SUCO DE UVA COM MANJERICÃO E MEL >> Carla Dias


Tomou banho e, graças ao deus no qual acreditava no momento — só para esclarecer, era o Sr. Geraldo, ele morava no mesmo quintal e costumava lhe emprestar os gibis mais irados —, conseguiu fazer algo que achava impossível acontecer.

Nasceu miúdo, vivia doente, passou pelo inferno por meses, e teve de lidar com a viagem programada pelos pais, para visitar a filha. Depois do casamento, sua irmã se mudou para Ilha Comprida — e ele acreditava que a tosse comprida que teve morasse lá, não queria ir, berrou até a voz acabar, os pulmões reclamarem. A intervenção foi necessária. O vizinho entrou na sala, olhou direto nos olhos dele, que sentiu um bocado de vergonha ao se mostrar tão medroso ao deus dos gibis. O homem se sentou no sofá, curvou-se até ficar bem perto, e então soltou, com voz arrastada e rouca: 

— Já experimentou suco de uva com manjericão e mel?

— Não, senhor... 

Passou noites em claro, namorando estrelas e bebendo aquele suco, o coração acelerando à toa. E se questionava, o tempo todo, entre reflexões e corridas ao banheiro para fazer xixi: e se não der certo? E se fosse pequeno demais para tamanha grandeza? Uma ilha?

A viagem só aconteceu depois de o vizinho convencê-lo de que estaria protegido, mas apenas se levasse uma garrafa daquela mistura mágica. E ele foi tão bom ao fazê-lo, que o menino não só se encheu de coragem, como se atreveu a gostar da ideia. Uma semana depois, carregando ele mesmo, não uma, mas três garrafas do líquido milagroso, conheceu a ilha onde morava sua tosse. Mas ela fugiu, e o deixou saudável para abraçar a irmã e fazer o que nem sabia existir, pensava ser história inventada: encarar o sem-fim das águas.

Então, a tosse voltou, e veio cobrando caro a despachada sofrida. Ele rezou, desta vez para o deus da mãe, na esperança de aparecer outra bebida de desfazer doença, mas não teve jeito. Ficou dias de cama, a tosse mais comprida do que de costume. 

Foi assim, sem conseguir pensar de tanta febre, de respirar ser quase impossível, que se lembrou de uma pergunta feita pelo Sr. Geraldo, deixada por ele sem resposta:

— O que você acha do mundo?

Achava nada. Já tinha idade para saber que o mundo dele era pequeno, mas não maturidade para entender o motivo. 

Pensou em seu amigo, Otero, que continuava sua saga. Era alvo dos meninos e das meninas “do pátio”, que passavam o intervalo todo agoniando os colegas que achavam fracos. Mas ele era inteligente, os professores comentavam, então, aguentou firme e viveu ofensas e safanões. Otero sabia sobreviver, e ele torcia por isso. Também torcia em um dia aprender a ser feito ele.

Depois, ficou doente de outra coisa, da qual não entendia explicação, e que o mantinha em silêncio. Deitado na cama, o corpo mirrado, sem vontade de suco — nem se estivesse adoçado com mel extra —, achou, assim, de descobrir, o que achava do mundo. Passou dias sem dizer uma palavra, pensando nessa descoberta, até chamar pelo deus dos gibis.
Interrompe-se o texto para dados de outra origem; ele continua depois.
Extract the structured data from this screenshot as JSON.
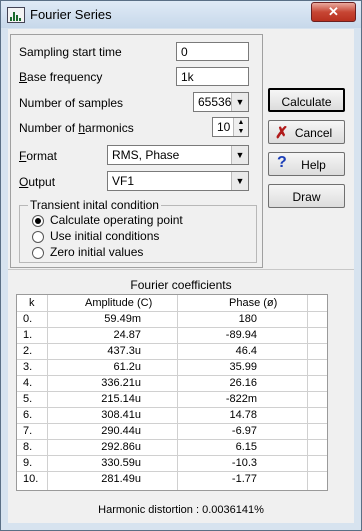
{
  "window": {
    "title": "Fourier Series",
    "close_glyph": "✕"
  },
  "form": {
    "sampling_start_time": {
      "label": "Sampling start time",
      "value": "0"
    },
    "base_frequency": {
      "label_u": "B",
      "label_rest": "ase frequency",
      "value": "1k"
    },
    "number_of_samples": {
      "label": "Number of samples",
      "value": "65536"
    },
    "number_of_harmonics": {
      "label_a": "Number of ",
      "label_u": "h",
      "label_b": "armonics",
      "value": "10"
    },
    "format": {
      "label_u": "F",
      "label_rest": "ormat",
      "value": "RMS, Phase"
    },
    "output": {
      "label_u": "O",
      "label_rest": "utput",
      "value": "VF1"
    }
  },
  "transient": {
    "legend": "Transient inital condition",
    "options": [
      "Calculate operating point",
      "Use initial conditions",
      "Zero initial values"
    ],
    "selected_index": 0
  },
  "buttons": {
    "calculate": "Calculate",
    "cancel": "Cancel",
    "help": "Help",
    "draw": "Draw"
  },
  "coefficients": {
    "title": "Fourier coefficients",
    "headers": {
      "k": "k",
      "amplitude": "Amplitude (C)",
      "phase": "Phase (ø)"
    },
    "rows": [
      {
        "k": "0.",
        "amplitude": "59.49m",
        "phase": "180"
      },
      {
        "k": "1.",
        "amplitude": "24.87",
        "phase": "-89.94"
      },
      {
        "k": "2.",
        "amplitude": "437.3u",
        "phase": "46.4"
      },
      {
        "k": "3.",
        "amplitude": "61.2u",
        "phase": "35.99"
      },
      {
        "k": "4.",
        "amplitude": "336.21u",
        "phase": "26.16"
      },
      {
        "k": "5.",
        "amplitude": "215.14u",
        "phase": "-822m"
      },
      {
        "k": "6.",
        "amplitude": "308.41u",
        "phase": "14.78"
      },
      {
        "k": "7.",
        "amplitude": "290.44u",
        "phase": "-6.97"
      },
      {
        "k": "8.",
        "amplitude": "292.86u",
        "phase": "6.15"
      },
      {
        "k": "9.",
        "amplitude": "330.59u",
        "phase": "-10.3"
      },
      {
        "k": "10.",
        "amplitude": "281.49u",
        "phase": "-1.77"
      }
    ]
  },
  "distortion": {
    "label": "Harmonic distortion :",
    "value": "0.0036141%"
  },
  "icons": {
    "app": "fourier-app-icon",
    "cancel": "x-icon",
    "help": "question-icon"
  }
}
O vizinho entrou no quarto, olhar aguado, caminhar cambaleante, sorriso mirrado. Sentou-se na cama, segurou as mãos miúdas dele entre as suas, esperando que ele finalmente entregasse sua resposta.

— Eu descobri, Sr. Geraldo... eu acho que o mundo é um pátio de escola bagunçado por risadas e de água de mar lambendo os pés da gente.

Na verdade, a ideia de necessidade de entregar resposta foi somente um jeito de trazer o contador de histórias para perto. Queria escutar mais uma daquelas que ele tirava dos gibis e misturava com as dos conhecidos do bairro. O menino escutou — foi como se misturasse uva com manjericão e sentisse acentuado gosto de mel, até sentir não ser mais uma opção.

Sr. Geraldo foi conhecer a Ilha Comprida; pediu ao mar que lambesse seus pés. Nunca mais tomou suco.